Spesso la discriminazione di genere si nutre del concetto di mercificazione e possesso tipico del ritenere i corpi delle donne un oggetto da controllare: anche così si alimentano i meccanismi di violenza. I fatti gravissimi di Colonia, ma anche quelli di Amburgo e Dusseldorf, si riferiscono a una dinamica di gruppo specifica e particolare per cui dovremmo attendere maggiori ragguagli, ma ciò non toglie che si tratti di questo: è squadrismo criminale di matrice sessista, probabilmente organizzato, che deve essere fermamente punito, come tutte le forme di sessismo. È fuorviante considerare tali violenze esclusiva di particolari gruppi etnici di migranti, come ha giustamente riferito il ministro dell'interno tedesco, ed è altrettanto improprio e inefficace dare consigli di comportamento alle donne perché non è questo il punto su cui agire. La violenza sulle donne è un problema maschile trasversale a ogni società che spesso sfocia in violenza fisica, ma che molto più frequentemente prende le forme di uno stillicidio quotidiano che annienta psicologicamente le donne.
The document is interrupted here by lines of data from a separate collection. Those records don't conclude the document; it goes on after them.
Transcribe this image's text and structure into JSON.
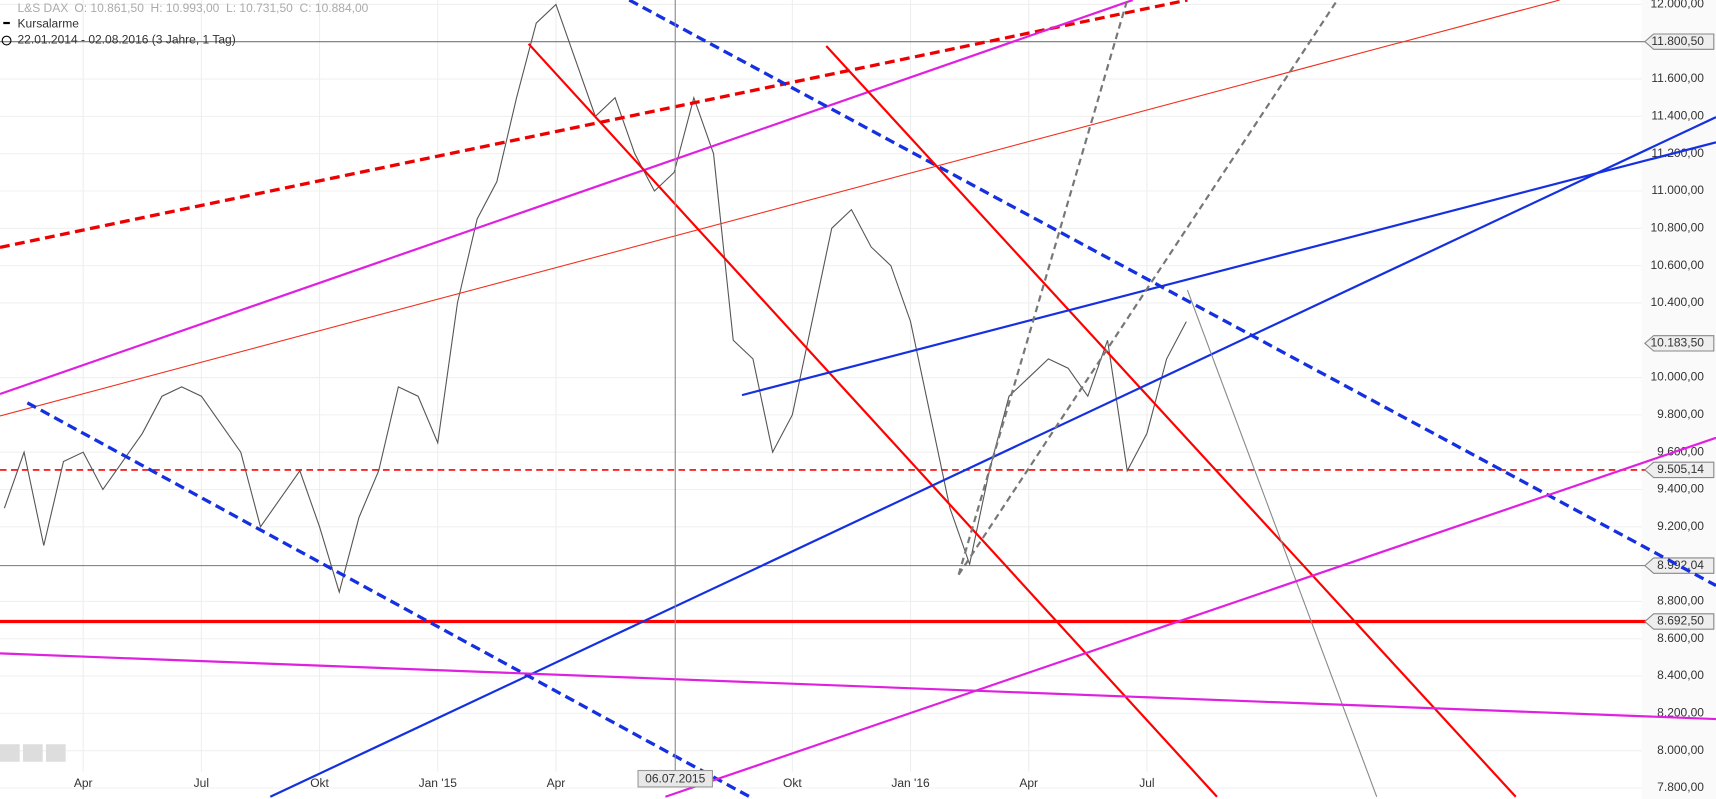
{
  "chart_data": {
    "type": "line",
    "instrument": "L&S DAX",
    "ohlc_text": "O: 10.861,50  H: 10.993,00  L: 10.731,50  C: 10.884,00",
    "alarm_label": "Kursalarme",
    "period": "22.01.2014 - 02.08.2016 (3 Jahre, 1 Tag)",
    "crosshair_label": "06.07.2015",
    "categories": [
      null,
      null,
      null,
      null,
      "Apr",
      null,
      null,
      null,
      null,
      null,
      "Jul",
      null,
      null,
      null,
      null,
      null,
      "Okt",
      null,
      null,
      null,
      null,
      null,
      "Jan '15",
      null,
      null,
      null,
      null,
      null,
      "Apr",
      null,
      null,
      null,
      null,
      null,
      null,
      null,
      null,
      null,
      null,
      null,
      "Okt",
      null,
      null,
      null,
      null,
      null,
      "Jan '16",
      null,
      null,
      null,
      null,
      null,
      "Apr",
      null,
      null,
      null,
      null,
      null,
      "Jul",
      null,
      null
    ],
    "series": [
      {
        "name": "L&S DAX",
        "color": "#555555",
        "values": [
          9300,
          9600,
          9100,
          9550,
          9600,
          9400,
          9550,
          9700,
          9900,
          9950,
          9900,
          9750,
          9600,
          9200,
          9350,
          9500,
          9200,
          8850,
          9250,
          9500,
          9950,
          9900,
          9650,
          10400,
          10850,
          11050,
          11500,
          11900,
          12000,
          11700,
          11400,
          11500,
          11200,
          11000,
          11100,
          11500,
          11200,
          10200,
          10100,
          9600,
          9800,
          10300,
          10800,
          10900,
          10700,
          10600,
          10300,
          9800,
          9300,
          9000,
          9500,
          9900,
          10000,
          10100,
          10050,
          9900,
          10200,
          9500,
          9700,
          10100,
          10300
        ]
      }
    ],
    "ylim": [
      7800,
      12000
    ],
    "yticks": [
      {
        "value": 7800,
        "label": "7.800,00"
      },
      {
        "value": 8000,
        "label": "8.000,00"
      },
      {
        "value": 8200,
        "label": "8.200,00"
      },
      {
        "value": 8400,
        "label": "8.400,00"
      },
      {
        "value": 8600,
        "label": "8.600,00"
      },
      {
        "value": 8800,
        "label": "8.800,00"
      },
      {
        "value": 9200,
        "label": "9.200,00"
      },
      {
        "value": 9400,
        "label": "9.400,00"
      },
      {
        "value": 9600,
        "label": "9.600,00"
      },
      {
        "value": 9800,
        "label": "9.800,00"
      },
      {
        "value": 10000,
        "label": "10.000,00"
      },
      {
        "value": 10400,
        "label": "10.400,00"
      },
      {
        "value": 10600,
        "label": "10.600,00"
      },
      {
        "value": 10800,
        "label": "10.800,00"
      },
      {
        "value": 11000,
        "label": "11.000,00"
      },
      {
        "value": 11200,
        "label": "11.200,00"
      },
      {
        "value": 11400,
        "label": "11.400,00"
      },
      {
        "value": 11600,
        "label": "11.600,00"
      },
      {
        "value": 12000,
        "label": "12.000,00"
      }
    ],
    "price_levels": [
      {
        "value": 11800.5,
        "label": "11.800,50",
        "color": "#777777",
        "style": "solid"
      },
      {
        "value": 10183.5,
        "label": "10.183,50",
        "color": "none",
        "style": "none"
      },
      {
        "value": 9505.14,
        "label": "9.505,14",
        "color": "#ff0000",
        "style": "dashed"
      },
      {
        "value": 8992.04,
        "label": "8.992,04",
        "color": "#777777",
        "style": "solid"
      },
      {
        "value": 8692.5,
        "label": "8.692,50",
        "color": "#ff0000",
        "style": "thick"
      }
    ],
    "grid": true
  }
}
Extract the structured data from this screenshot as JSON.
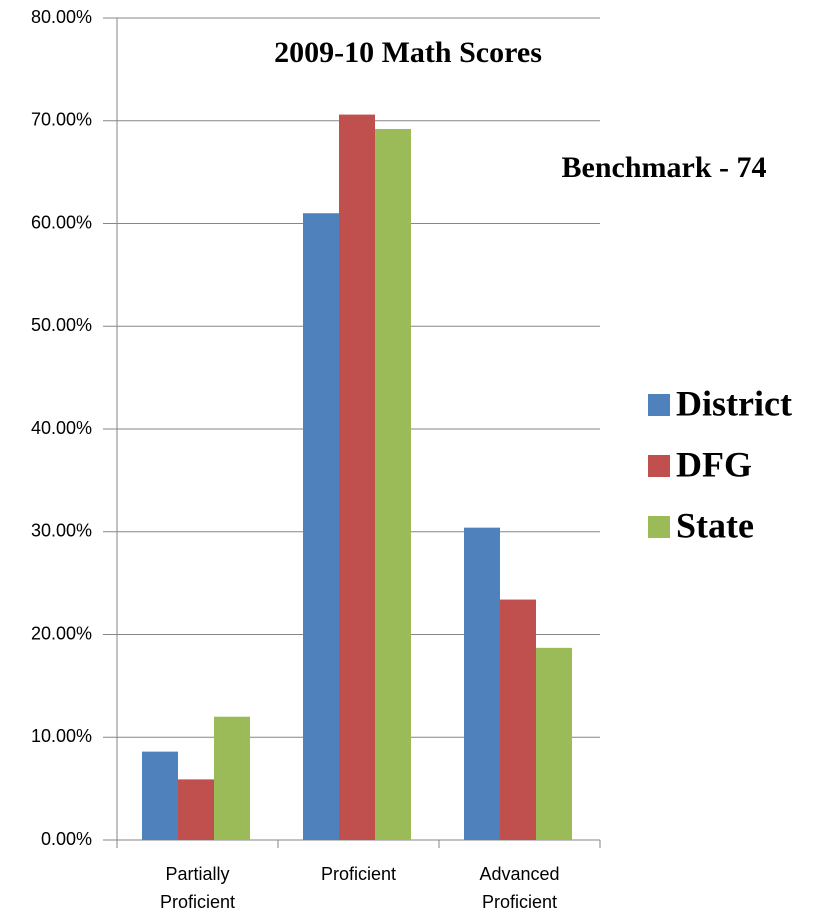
{
  "chart_data": {
    "type": "bar",
    "title": "2009-10 Math Scores",
    "annotation": "Benchmark - 74",
    "categories": [
      "Partially Proficient",
      "Proficient",
      "Advanced Proficient"
    ],
    "series": [
      {
        "name": "District",
        "color": "#4f81bd",
        "values": [
          8.6,
          61.0,
          30.4
        ]
      },
      {
        "name": "DFG",
        "color": "#c0504d",
        "values": [
          5.9,
          70.6,
          23.4
        ]
      },
      {
        "name": "State",
        "color": "#9bbb59",
        "values": [
          12.0,
          69.2,
          18.7
        ]
      }
    ],
    "ylim": [
      0,
      80
    ],
    "yticks": [
      {
        "value": 0,
        "label": "0.00%"
      },
      {
        "value": 10,
        "label": "10.00%"
      },
      {
        "value": 20,
        "label": "20.00%"
      },
      {
        "value": 30,
        "label": "30.00%"
      },
      {
        "value": 40,
        "label": "40.00%"
      },
      {
        "value": 50,
        "label": "50.00%"
      },
      {
        "value": 60,
        "label": "60.00%"
      },
      {
        "value": 70,
        "label": "70.00%"
      },
      {
        "value": 80,
        "label": "80.00%"
      }
    ],
    "grid": true,
    "legend": "right"
  }
}
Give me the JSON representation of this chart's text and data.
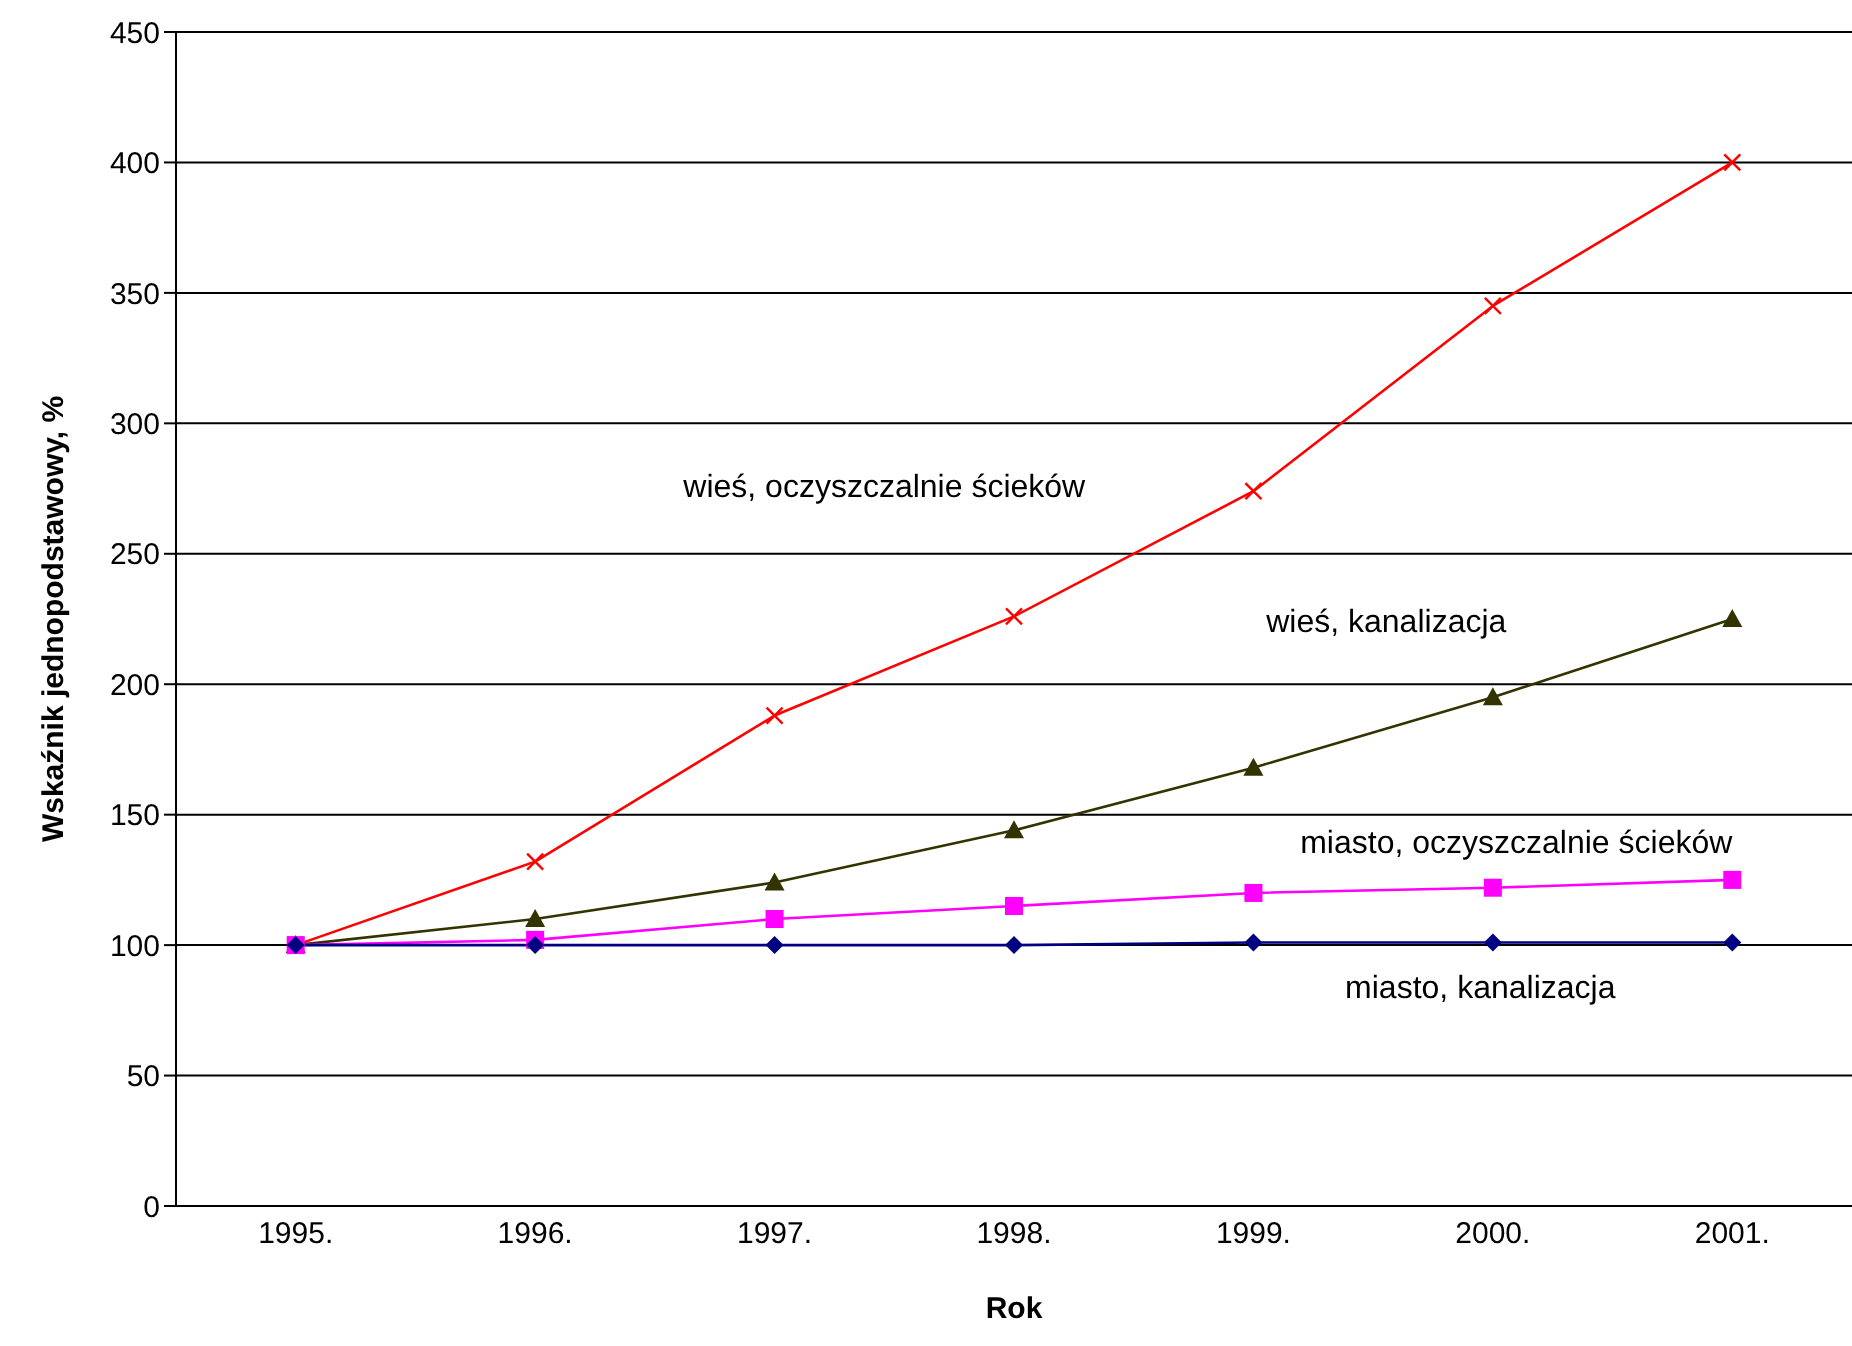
{
  "chart_data": {
    "type": "line",
    "xlabel": "Rok",
    "ylabel": "Wskaźnik jednopodstawowy, %",
    "categories": [
      "1995.",
      "1996.",
      "1997.",
      "1998.",
      "1999.",
      "2000.",
      "2001."
    ],
    "series": [
      {
        "name": "wieś, oczyszczalnie ścieków",
        "color": "#ff0000",
        "marker": "cross",
        "values": [
          100,
          132,
          188,
          226,
          274,
          345,
          400
        ]
      },
      {
        "name": "wieś, kanalizacja",
        "color": "#333300",
        "marker": "triangle",
        "values": [
          100,
          110,
          124,
          144,
          168,
          195,
          225
        ]
      },
      {
        "name": "miasto, oczyszczalnie ścieków",
        "color": "#ff00ff",
        "marker": "square",
        "values": [
          100,
          102,
          110,
          115,
          120,
          122,
          125
        ]
      },
      {
        "name": "miasto, kanalizacja",
        "color": "#000080",
        "marker": "diamond",
        "values": [
          100,
          100,
          100,
          100,
          101,
          101,
          101
        ]
      }
    ],
    "ylim": [
      0,
      450
    ],
    "yticks": [
      0,
      50,
      100,
      150,
      200,
      250,
      300,
      350,
      400,
      450
    ],
    "grid": "y",
    "legend": false
  }
}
Cara Direttrice, l'evocazione dello scontro tra civiltà, la facile generalizzazione, che questa interpretazione nei fatti legittimerebbe, a tutte le categorie dell'immigrazione, dai rifugiati eritrei cristiani e siriani musulmani, fino a includere i minori dei centri di Tor Sapienza e i figli stessi dell'immigrazione, accomunati da tratti somatici comuni ai propri genitori, rischia di sviare il reale punto del problema. Oltre a fornire nuovi argomenti proprio a quelle forze xenofobe che fanno del conflitto razziale, non a caso insieme al machismo misogino, la ragione stessa del proprio esistere.

I molestatori di Colonia, come tutti i molestatori, non hanno una razza né una religione in comune. Sono innanzitutto maschi obnubilati dal sessismo, questa è la cosa che più profondamente li accomuna. Il nostro obiettivo è debellare quel cancro che attecchisce in ogni cultura. Il punto è applicare un approccio preventivo che parta dal combattere la discriminazione verso l'altro, che esso sia donna o migrante, dal formare la società al rispetto dell'altro, alla relazione fra pari e alla relazione positiva fra i generi.

Non esiste e non può esistere alcun "relativismo" di sinistra su questo tema. Ogni cultura contiene in sé la cura a questo male, non sarebbero altrimenti nate tante Raqia Hassan, la giornalista che denunciava al mondo l'orrore di Raqqa, roccaforte di Daesh o Zahrau, che a soli 13 anni ha sfidato Boko Haram in Nigeria, rifiutando di fare esplodere la bomba che è stata costretta a portare con sé. Raqia, come tante altre donne in tutto il mondo, ha dato la vita per estirpare questa malattia dalla società.

La sfida più grande è mantenere saldi i nostri valori, senza esitazioni. Guardare a noi stessi con la stessa severità che dobbiamo esigere dagli altri, perché quei semi malati siano estirpati dalla nostra società come in tutte le altre nel mondo. Per parafrasare le parole del nostro Presidente della Repubblica, Sergio Mattarella, dobbiamo essere inflessibili sul rispetto dei diritti delle persone migranti, così come inflessibili sul rispetto dei doveri e delle regole di rispetto della dignità verso ogni persona. Per tutti.